In Miller v. Schloss, 144 N. Y. S. 996, it is said in the syllabus, which the opinion shows is a correct statement: “As between a cotton broker and his customer, where the broker carries two accounts for the customer and one account shows a loss and the other a profit, the broker, in order to ascertain the amount due from him to his customer or from his customer to him, may set.off the profit in one account against the loss in the other and pay or receive only the net difference.” That decision exactly fits this case. Indeed, after the defendant consolidated these two accounts as one and in his statements of the account thereafter rendered to the plaintiff and received by the latter, this consolidation of the two accounts was clearly stated, that the defendant treated all of the collateral of the plaintiff in his possession as security for the total indebtedness. One particular exhibit in this record, being a letter which the defendant sent to the plaintiff, specifically states that all of the collateral in defendant’s possession deposited by the plaintiff is held for the entire indebtedness. The plaintiff admits he received these statements and he made no objection to the consolidation. On the contrary, he gave his consent thereto.

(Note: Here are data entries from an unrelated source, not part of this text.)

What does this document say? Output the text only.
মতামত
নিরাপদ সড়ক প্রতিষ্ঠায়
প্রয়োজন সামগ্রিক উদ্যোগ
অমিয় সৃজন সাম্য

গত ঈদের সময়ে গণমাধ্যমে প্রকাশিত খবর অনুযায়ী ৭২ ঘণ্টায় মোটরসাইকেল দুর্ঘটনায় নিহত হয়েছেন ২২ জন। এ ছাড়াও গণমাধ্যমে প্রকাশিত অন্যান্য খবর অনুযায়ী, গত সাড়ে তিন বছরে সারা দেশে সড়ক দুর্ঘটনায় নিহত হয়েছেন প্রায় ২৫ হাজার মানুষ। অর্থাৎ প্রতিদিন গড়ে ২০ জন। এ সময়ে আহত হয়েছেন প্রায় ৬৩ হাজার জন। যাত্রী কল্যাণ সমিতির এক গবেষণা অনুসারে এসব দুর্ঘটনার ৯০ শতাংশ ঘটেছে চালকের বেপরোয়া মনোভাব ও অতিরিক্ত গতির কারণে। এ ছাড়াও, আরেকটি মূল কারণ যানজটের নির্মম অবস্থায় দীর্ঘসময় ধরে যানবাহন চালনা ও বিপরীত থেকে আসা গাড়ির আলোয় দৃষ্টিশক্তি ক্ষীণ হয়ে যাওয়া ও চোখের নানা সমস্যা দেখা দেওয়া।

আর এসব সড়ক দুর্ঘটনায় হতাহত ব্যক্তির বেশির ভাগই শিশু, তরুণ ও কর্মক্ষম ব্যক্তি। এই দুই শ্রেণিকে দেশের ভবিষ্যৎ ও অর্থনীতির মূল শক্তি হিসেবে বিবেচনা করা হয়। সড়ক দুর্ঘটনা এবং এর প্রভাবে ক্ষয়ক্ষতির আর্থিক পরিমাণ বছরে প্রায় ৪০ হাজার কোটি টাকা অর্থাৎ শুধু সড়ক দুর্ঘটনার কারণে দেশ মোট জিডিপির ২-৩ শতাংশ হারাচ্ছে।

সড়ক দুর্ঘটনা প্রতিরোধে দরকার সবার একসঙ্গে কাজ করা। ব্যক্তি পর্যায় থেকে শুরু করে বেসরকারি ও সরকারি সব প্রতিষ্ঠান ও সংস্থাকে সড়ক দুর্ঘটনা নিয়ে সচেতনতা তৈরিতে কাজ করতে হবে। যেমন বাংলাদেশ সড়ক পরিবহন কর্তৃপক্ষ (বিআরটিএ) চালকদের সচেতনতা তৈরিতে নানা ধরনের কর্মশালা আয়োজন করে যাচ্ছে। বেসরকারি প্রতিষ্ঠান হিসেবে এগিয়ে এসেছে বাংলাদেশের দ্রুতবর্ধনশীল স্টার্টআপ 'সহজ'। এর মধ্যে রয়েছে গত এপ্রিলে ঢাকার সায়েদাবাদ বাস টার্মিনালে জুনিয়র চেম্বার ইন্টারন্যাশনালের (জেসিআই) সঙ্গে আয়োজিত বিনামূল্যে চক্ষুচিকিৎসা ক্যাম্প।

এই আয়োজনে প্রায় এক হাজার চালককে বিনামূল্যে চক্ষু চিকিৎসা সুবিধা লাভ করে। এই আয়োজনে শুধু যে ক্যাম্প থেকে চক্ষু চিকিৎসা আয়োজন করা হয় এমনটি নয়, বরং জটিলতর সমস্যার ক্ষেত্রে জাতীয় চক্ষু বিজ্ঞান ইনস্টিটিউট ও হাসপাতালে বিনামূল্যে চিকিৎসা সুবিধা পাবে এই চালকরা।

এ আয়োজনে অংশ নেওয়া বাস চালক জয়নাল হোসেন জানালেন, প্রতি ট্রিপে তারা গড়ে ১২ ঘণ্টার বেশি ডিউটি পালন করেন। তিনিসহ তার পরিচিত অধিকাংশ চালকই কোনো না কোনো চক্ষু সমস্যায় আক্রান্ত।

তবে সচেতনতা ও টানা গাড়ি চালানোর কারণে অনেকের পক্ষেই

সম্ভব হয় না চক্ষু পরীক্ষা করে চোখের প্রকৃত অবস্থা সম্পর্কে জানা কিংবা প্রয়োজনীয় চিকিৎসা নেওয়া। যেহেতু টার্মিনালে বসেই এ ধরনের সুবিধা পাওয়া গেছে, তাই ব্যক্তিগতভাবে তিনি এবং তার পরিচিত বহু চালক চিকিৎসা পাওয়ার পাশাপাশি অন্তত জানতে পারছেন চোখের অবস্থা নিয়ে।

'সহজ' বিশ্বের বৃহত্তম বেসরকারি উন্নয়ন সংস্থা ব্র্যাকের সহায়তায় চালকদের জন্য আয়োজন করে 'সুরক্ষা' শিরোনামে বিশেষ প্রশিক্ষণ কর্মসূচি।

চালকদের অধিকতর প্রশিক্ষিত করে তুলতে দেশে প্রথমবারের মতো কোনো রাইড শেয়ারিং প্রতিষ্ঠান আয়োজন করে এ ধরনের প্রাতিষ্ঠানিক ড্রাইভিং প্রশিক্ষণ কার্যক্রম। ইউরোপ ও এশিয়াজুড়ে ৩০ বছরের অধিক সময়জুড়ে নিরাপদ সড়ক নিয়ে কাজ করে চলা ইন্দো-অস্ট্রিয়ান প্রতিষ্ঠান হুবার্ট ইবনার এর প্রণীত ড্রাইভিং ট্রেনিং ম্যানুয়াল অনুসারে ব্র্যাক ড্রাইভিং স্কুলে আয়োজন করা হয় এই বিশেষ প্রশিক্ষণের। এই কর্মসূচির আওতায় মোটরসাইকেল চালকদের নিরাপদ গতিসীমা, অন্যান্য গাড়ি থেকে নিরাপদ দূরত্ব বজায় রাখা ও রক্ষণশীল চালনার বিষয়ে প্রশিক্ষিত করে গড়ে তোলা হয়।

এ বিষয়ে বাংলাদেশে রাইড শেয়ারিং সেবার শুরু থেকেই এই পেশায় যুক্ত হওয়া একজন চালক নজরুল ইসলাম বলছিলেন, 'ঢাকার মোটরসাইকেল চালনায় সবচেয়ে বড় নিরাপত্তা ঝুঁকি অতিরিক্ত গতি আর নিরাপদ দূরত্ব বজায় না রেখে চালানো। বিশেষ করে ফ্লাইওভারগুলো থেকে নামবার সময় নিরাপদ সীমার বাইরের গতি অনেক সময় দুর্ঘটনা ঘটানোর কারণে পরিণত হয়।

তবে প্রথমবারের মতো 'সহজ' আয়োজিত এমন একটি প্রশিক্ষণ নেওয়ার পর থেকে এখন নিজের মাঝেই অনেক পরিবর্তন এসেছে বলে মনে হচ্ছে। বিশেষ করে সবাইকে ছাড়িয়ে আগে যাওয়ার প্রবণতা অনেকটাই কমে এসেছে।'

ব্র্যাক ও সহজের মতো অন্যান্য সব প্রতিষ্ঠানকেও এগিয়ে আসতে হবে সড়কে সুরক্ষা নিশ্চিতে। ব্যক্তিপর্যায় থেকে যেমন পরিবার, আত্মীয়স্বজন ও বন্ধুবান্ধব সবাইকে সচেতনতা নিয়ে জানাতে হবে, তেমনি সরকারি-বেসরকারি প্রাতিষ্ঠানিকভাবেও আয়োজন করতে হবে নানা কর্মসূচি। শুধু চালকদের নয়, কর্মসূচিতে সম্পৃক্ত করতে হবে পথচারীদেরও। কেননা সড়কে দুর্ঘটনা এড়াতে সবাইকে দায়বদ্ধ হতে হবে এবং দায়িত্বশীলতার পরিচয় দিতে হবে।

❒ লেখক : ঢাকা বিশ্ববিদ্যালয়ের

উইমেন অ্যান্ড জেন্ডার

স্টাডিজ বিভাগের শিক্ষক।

In Pizer v. Hunt, 250 Mass. 498, 146 N. E. 7, it was said: “Notwithstanding the fact that the account which was opened with Gash on May 12, 1919, was separated into accounts numbered 1 and 2 and thereafter until January 31,1920, was treated as if each account had been owned by different individuals, it is obvious the defendants had a general lien on all the securities purchased for the account of P. E. Gash and credited to him in the No. 1 and No. 2 accounts, to secure the payment of the general debit balance of $27,746.76 then due and payable on demand, if there was no special contract limiting the general lien rights of the defendants.” Cited in support of such statement are: Clark v. Northampton National Bank, 160 Mass. 26, 35 N. E. 108; Wood v. Boylston National Bank, 129 Mass. 358. The consolidation of these two accounts by the defendant was clearly stated to the plaintiff and the defendant treated all of the collateral of the plaintiff in his possession as security for the entire indebtedness owed to him by the plaintiff.

In the plaintiff’s pleadings there are assertions that fraud was committed by the defendant, but there is no proof whatever of such statements. The trial was to a jury. At the close of the evidence the presiding judge, on defendant’s motion, directed the jury to return a verdict in favor of defendant, on the issues joined by defendant’s answer to the complaint, and to return a verdict in the sum of $444.86 in favor of the defendant on his counterclaim against plaintiff.

The trial court was clearly justified by the evidence in directing these verdicts and in rendering judgment in ac-cor dance therewith. No other or different judgment could have been properly rendered under the uncontradicted evidence. Judgment affirmed.

Mr. Chief Justice Adams and Mr. Justice Hilliard concur.